ClickHouse CREATE TABLE 语法详解
ClickHouse 提供了强大的 CREATE TABLE
语法来创建表,支持多种表引擎和灵活的列定义。以下是主要特性的详细介绍:
基本语法
CREATE TABLE [IF NOT EXISTS] [db.]table_name [ON CLUSTER cluster]
(
column1 [type1] [DEFAULT|MATERIALIZED|ALIAS expr1] [compression_codec] [TTL expr1],
column2 [type2] [DEFAULT|MATERIALIZED|ALIAS expr2] [compression_codec] [TTL expr2],
...
) ENGINE = engine_name()
[PARTITION BY expr]
[ORDER BY expr]
[PRIMARY KEY expr]
[SAMPLE BY expr]
[TTL expr]
[SETTINGS name=value, ...]
关键组成部分
1. 列定义
- 数据类型:支持
UInt8/16/32/64
,Int8/16/32/64
,Float32/64
,String
,FixedString(N)
,Date
,DateTime
,Decimal(P,S)
等 - 默认值:
DEFAULT
:显式指定的默认值MATERIALIZED
:计算列,不能插入值ALIAS
:列别名,不实际存储
CREATE TABLE example (
id UInt32,
event_date Date DEFAULT today(),
processed_flag UInt8 MATERIALIZED 0,
description ALIAS concat('ID: ', toString(id))
)
2. 表引擎 (ENGINE)
ClickHouse 的核心特性,决定表的存储方式和特性:
常用引擎
-
MergeTree 系列(最常用):
ENGINE = MergeTree() ENGINE = ReplacingMergeTree([ver]) ENGINE = SummingMergeTree([columns]) ENGINE = AggregatingMergeTree()
-
Log 系列(小数据量场景):
ENGINE = TinyLog() ENGINE = StripeLog() ENGINE = Log()
-
集成引擎(用于外部系统):
ENGINE = Kafka() ENGINE = MySQL('host:port', 'database', 'table', 'user', 'password')
3. 分区与排序
- PARTITION BY:分区表达式,常用按日期分区
- ORDER BY:排序键,决定数据在分区内的物理排序
- PRIMARY KEY:主键(默认与ORDER BY相同)
CREATE TABLE events (
event_date Date,
event_type String,
user_id UInt64
) ENGINE = MergeTree()
PARTITION BY toYYYYMM(event_date)
ORDER BY (event_date, event_type, user_id)
4. 高级特性
-
TTL (Time To Live):自动删除过期数据
TTL event_date + INTERVAL 1 MONTH
-
压缩编解码器:
column_name String CODEC(ZSTD(5))
-
采样表达式:
SAMPLE BY intHash32(user_id)
分布式表创建
使用 ON CLUSTER
语法在集群上创建表:
CREATE TABLE distributed_table ON CLUSTER my_cluster
(
id UInt64,
data String
) ENGINE = Distributed(my_cluster, default, local_table, rand())
实际示例
CREATE TABLE IF NOT EXISTS analytics.user_events ON CLUSTER analytics_cluster
(
event_date Date,
event_time DateTime,
user_id UInt64,
event_type Enum8('click'=1, 'view'=2, 'purchase'=3),
product_id String,
revenue Decimal(10,2) DEFAULT 0,
session_duration UInt32 MATERIALIZED toUnixTimestamp(event_time) - toUnixTimestamp(session_start),
session_start DateTime
) ENGINE = ReplacingMergeTree(event_time)

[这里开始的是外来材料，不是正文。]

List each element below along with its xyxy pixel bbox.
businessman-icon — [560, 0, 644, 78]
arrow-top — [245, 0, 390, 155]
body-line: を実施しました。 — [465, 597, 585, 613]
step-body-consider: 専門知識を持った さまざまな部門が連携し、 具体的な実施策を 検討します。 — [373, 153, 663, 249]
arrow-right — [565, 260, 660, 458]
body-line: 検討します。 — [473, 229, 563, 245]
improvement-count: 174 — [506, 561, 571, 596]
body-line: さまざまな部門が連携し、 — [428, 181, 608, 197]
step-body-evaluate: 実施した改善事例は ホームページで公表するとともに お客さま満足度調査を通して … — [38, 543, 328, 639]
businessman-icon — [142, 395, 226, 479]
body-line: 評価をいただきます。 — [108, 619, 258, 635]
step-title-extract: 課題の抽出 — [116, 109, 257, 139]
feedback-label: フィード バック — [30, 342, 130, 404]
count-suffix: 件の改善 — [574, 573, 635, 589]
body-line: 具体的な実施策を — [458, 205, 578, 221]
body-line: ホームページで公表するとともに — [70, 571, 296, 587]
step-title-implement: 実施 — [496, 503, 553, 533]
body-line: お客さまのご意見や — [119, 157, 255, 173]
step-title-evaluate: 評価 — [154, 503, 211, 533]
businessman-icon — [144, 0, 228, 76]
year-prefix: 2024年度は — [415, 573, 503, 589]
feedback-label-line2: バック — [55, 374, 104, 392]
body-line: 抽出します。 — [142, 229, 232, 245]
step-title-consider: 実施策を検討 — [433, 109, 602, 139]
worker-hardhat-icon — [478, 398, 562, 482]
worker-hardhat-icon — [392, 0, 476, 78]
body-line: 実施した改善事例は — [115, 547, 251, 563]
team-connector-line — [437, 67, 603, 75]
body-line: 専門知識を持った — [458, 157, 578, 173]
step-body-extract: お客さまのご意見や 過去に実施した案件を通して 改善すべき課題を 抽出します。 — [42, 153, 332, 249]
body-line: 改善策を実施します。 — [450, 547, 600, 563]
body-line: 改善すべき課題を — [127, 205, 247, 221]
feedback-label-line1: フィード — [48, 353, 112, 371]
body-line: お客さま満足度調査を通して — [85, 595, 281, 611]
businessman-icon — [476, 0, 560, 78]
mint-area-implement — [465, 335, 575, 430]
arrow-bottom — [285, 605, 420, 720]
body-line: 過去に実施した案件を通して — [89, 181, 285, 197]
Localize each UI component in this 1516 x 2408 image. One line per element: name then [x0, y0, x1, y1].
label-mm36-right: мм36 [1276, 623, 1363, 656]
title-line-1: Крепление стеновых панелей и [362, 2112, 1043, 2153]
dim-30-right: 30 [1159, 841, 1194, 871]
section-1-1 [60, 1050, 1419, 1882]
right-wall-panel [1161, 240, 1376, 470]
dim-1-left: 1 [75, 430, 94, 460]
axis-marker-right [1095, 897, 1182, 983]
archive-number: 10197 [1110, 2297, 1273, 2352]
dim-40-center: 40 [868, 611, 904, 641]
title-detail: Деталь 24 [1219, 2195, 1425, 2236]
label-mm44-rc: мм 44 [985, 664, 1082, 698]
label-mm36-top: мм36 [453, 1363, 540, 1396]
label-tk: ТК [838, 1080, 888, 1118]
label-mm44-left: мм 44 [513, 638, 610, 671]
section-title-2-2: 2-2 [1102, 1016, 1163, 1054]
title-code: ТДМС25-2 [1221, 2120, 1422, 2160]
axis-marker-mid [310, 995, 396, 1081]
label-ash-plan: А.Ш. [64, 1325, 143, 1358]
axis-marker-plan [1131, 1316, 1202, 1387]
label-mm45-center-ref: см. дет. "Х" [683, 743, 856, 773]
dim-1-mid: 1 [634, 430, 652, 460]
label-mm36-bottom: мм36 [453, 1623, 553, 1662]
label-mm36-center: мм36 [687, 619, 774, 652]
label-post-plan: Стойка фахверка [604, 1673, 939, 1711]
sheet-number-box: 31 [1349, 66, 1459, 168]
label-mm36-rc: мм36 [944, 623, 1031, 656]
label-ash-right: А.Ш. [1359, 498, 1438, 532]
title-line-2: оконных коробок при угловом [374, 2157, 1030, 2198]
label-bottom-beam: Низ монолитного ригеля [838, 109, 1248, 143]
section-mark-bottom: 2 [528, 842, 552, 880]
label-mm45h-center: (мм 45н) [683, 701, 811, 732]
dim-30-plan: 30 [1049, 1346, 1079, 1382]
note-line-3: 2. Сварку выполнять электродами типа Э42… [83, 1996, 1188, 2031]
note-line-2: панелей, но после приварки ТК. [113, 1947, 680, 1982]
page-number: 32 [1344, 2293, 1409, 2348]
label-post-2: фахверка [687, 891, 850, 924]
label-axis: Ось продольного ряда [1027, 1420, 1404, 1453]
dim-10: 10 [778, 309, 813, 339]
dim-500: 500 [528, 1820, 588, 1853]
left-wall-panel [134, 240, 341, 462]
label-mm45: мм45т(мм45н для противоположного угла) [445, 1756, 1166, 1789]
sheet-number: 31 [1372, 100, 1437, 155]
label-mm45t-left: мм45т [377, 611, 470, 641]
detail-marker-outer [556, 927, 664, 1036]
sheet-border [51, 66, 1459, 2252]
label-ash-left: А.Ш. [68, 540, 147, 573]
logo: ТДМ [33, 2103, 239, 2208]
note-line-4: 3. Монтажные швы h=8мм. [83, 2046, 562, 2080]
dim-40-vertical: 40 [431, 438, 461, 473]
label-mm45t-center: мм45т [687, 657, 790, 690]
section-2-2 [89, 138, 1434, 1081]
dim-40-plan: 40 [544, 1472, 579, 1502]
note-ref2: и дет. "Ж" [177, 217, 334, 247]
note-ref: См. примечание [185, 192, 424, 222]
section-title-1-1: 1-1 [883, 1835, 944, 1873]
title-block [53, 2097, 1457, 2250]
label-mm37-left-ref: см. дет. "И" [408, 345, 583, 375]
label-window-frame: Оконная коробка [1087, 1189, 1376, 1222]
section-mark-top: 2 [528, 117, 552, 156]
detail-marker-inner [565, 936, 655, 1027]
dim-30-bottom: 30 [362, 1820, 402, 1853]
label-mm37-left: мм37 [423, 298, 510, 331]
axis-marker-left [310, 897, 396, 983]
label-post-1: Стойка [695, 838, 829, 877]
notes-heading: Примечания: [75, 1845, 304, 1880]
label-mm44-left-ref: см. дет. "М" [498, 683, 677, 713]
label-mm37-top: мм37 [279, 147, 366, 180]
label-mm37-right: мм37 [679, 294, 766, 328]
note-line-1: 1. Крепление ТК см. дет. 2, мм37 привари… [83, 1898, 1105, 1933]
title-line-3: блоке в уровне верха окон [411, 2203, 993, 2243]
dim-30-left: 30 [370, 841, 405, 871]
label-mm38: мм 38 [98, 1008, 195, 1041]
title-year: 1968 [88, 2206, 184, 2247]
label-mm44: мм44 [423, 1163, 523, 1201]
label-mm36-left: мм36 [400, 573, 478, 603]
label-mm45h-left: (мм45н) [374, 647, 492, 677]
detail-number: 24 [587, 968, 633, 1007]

PARTITION BY toYYYYMM(event_date)
ORDER BY (event_date, event_type, user_id)
PRIMARY KEY (event_date, event_type)
TTL event_date + INTERVAL 6 MONTH
SETTINGS index_granularity = 8192
ClickHouse 的 CREATE TABLE 语法非常灵活,可以根据具体的数据特性和查询模式进行优化配置。